KEYNOTE ADDRESS 2 Inequity, Oligarchy, and Protest: Reflections

AAS-IN-ASIA CONFERENCE – Asia in Motion: Heritage and Transformation (17-19 July 2014, Singapore)
KEYNOTE ADDRESS 2
SATURDAY, 19 JULY 2014 | 11:15 AM – 1:00 PM | AUDITORIUM, LEVEL 1, TOWN PLAZA
Inequity, Oligarchy, and Protest:
Reflections on our Time
Pasuk Phongpaichit
Professor, Faculty of Economics,
Chulalongkorn University, Thailand
Many people have commented on the themes running through the extraordinary wave of popular protest
worldwide over the past decade—especially the role of new media in shaping new constituencies of
discontent, and the role of the city as the stage-set of the theatre of protest. In this talk,
I want to acknowledge the importance of these themes in the protest politics of Southeast Asia, but also
examine what is happening through the lenses of inequity and oligarchy. The most sustained of these
protests in our region have been in my country, Thailand, but there have also been a significant
movement in Malaysia, an extraordinary incident in Singapore, and the rather special case of Myanmar.
Inequities may not be the spur of protest, but they are a major factor in the background. Economic
inequality underlies other inequities—in access to power, distribution of public goods, and human
respect—which often emerge as grievances in the rhetoric of protest. Heightened consciousness of these
inequities is a function of changing public expectations in the course of economic growth and social
change. A tendency to oligarchy persists at many levels of society—a hangover from the traditional era
that is being constantly adapted to new conditions. Claims to political domination based on membership
(e.g., in an aristocracy, military, or bureaucracy) are being superseded by claims based on special qualities
such as wealth and education. Oligarchic structures of domination adapt flexibly to new conditions.
Inequity and oligarchy are intimately linked. The new mass politics has begun to challenge the
mainstream thinking in which inequities are acceptable and oligarchy is normal. For the region’s future in
the post-postcolonial era, this is reason for optimism.

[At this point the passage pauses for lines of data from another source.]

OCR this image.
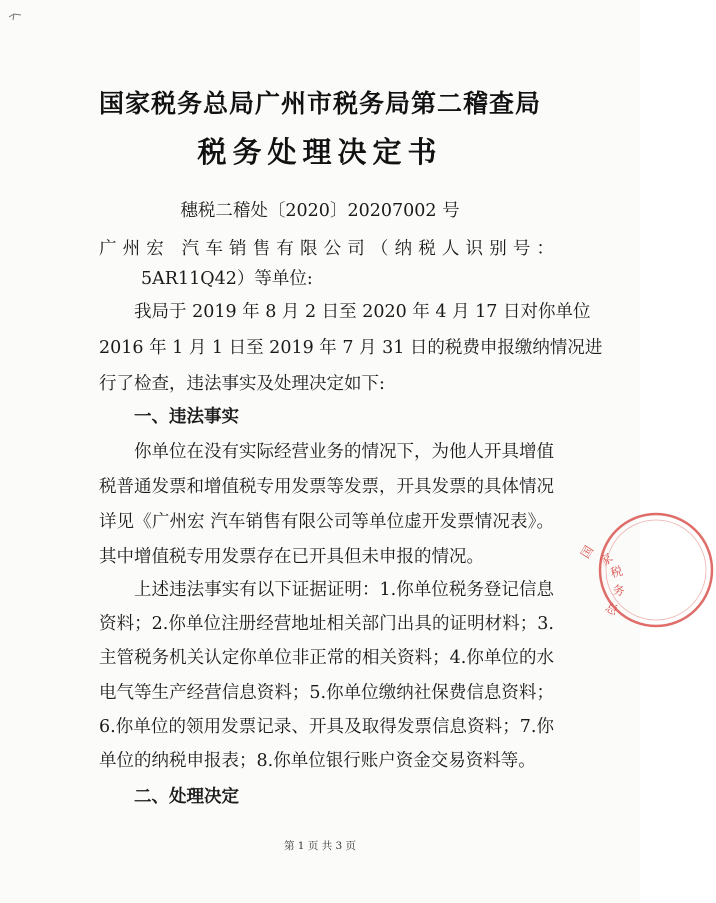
国家税务总局广州市税务局第二稽查局
税务处理决定书
穗税二稽处〔2020〕20207002 号
广州宏 汽车销售有限公司（纳税人识别号：
5AR11Q42）等单位:
我局于 2019 年 8 月 2 日至 2020 年 4 月 17 日对你单位
2016 年 1 月 1 日至 2019 年 7 月 31 日的税费申报缴纳情况进
行了检查，违法事实及处理决定如下:
一、违法事实
你单位在没有实际经营业务的情况下，为他人开具增值
税普通发票和增值税专用发票等发票，开具发票的具体情况
详见《广州宏 汽车销售有限公司等单位虚开发票情况表》。
其中增值税专用发票存在已开具但未申报的情况。
上述违法事实有以下证据证明：1.你单位税务登记信息
资料；2.你单位注册经营地址相关部门出具的证明材料；3.
主管税务机关认定你单位非正常的相关资料；4.你单位的水
电气等生产经营信息资料；5.你单位缴纳社保费信息资料；
6.你单位的领用发票记录、开具及取得发票信息资料；7.你
单位的纳税申报表；8.你单位银行账户资金交易资料等。
二、处理决定
第 1 页 共 3 页
国 家
税
务
总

Pasuk Phongpaichit took her PhD from the University of Cambridge, UK. She is Professor at the Faculty of
Economics, Chulalongkorn University, Thailand. She has been named a distinguished alumni of Monash
University. She has been visiting professor at Johns Hopkins University, University of Kyoto, Griffiths
University Brisbane, University of Washington, and the University of Tokyo. Her first study published,
From Peasant Girls to Bangkok Masseuses in 1980 was a best-seller at the ILO Geneva. With Chris Baker,
she has written: Thailand: Economy and Politics, which won the 1997 national research prize (for the Thai
version), and has been translated into Japanese; Thaksin; A History of Thailand; and Thai Capital after the
1997 Crisis. Their translation of The Tale of Khun Chang Khun Phaen won the A. L. Becker Southeast Asian
Literature in Translation Prize for 2013. With her Chulalongkorn University research team, she has written
on corruption and the illegal economy in Thailand.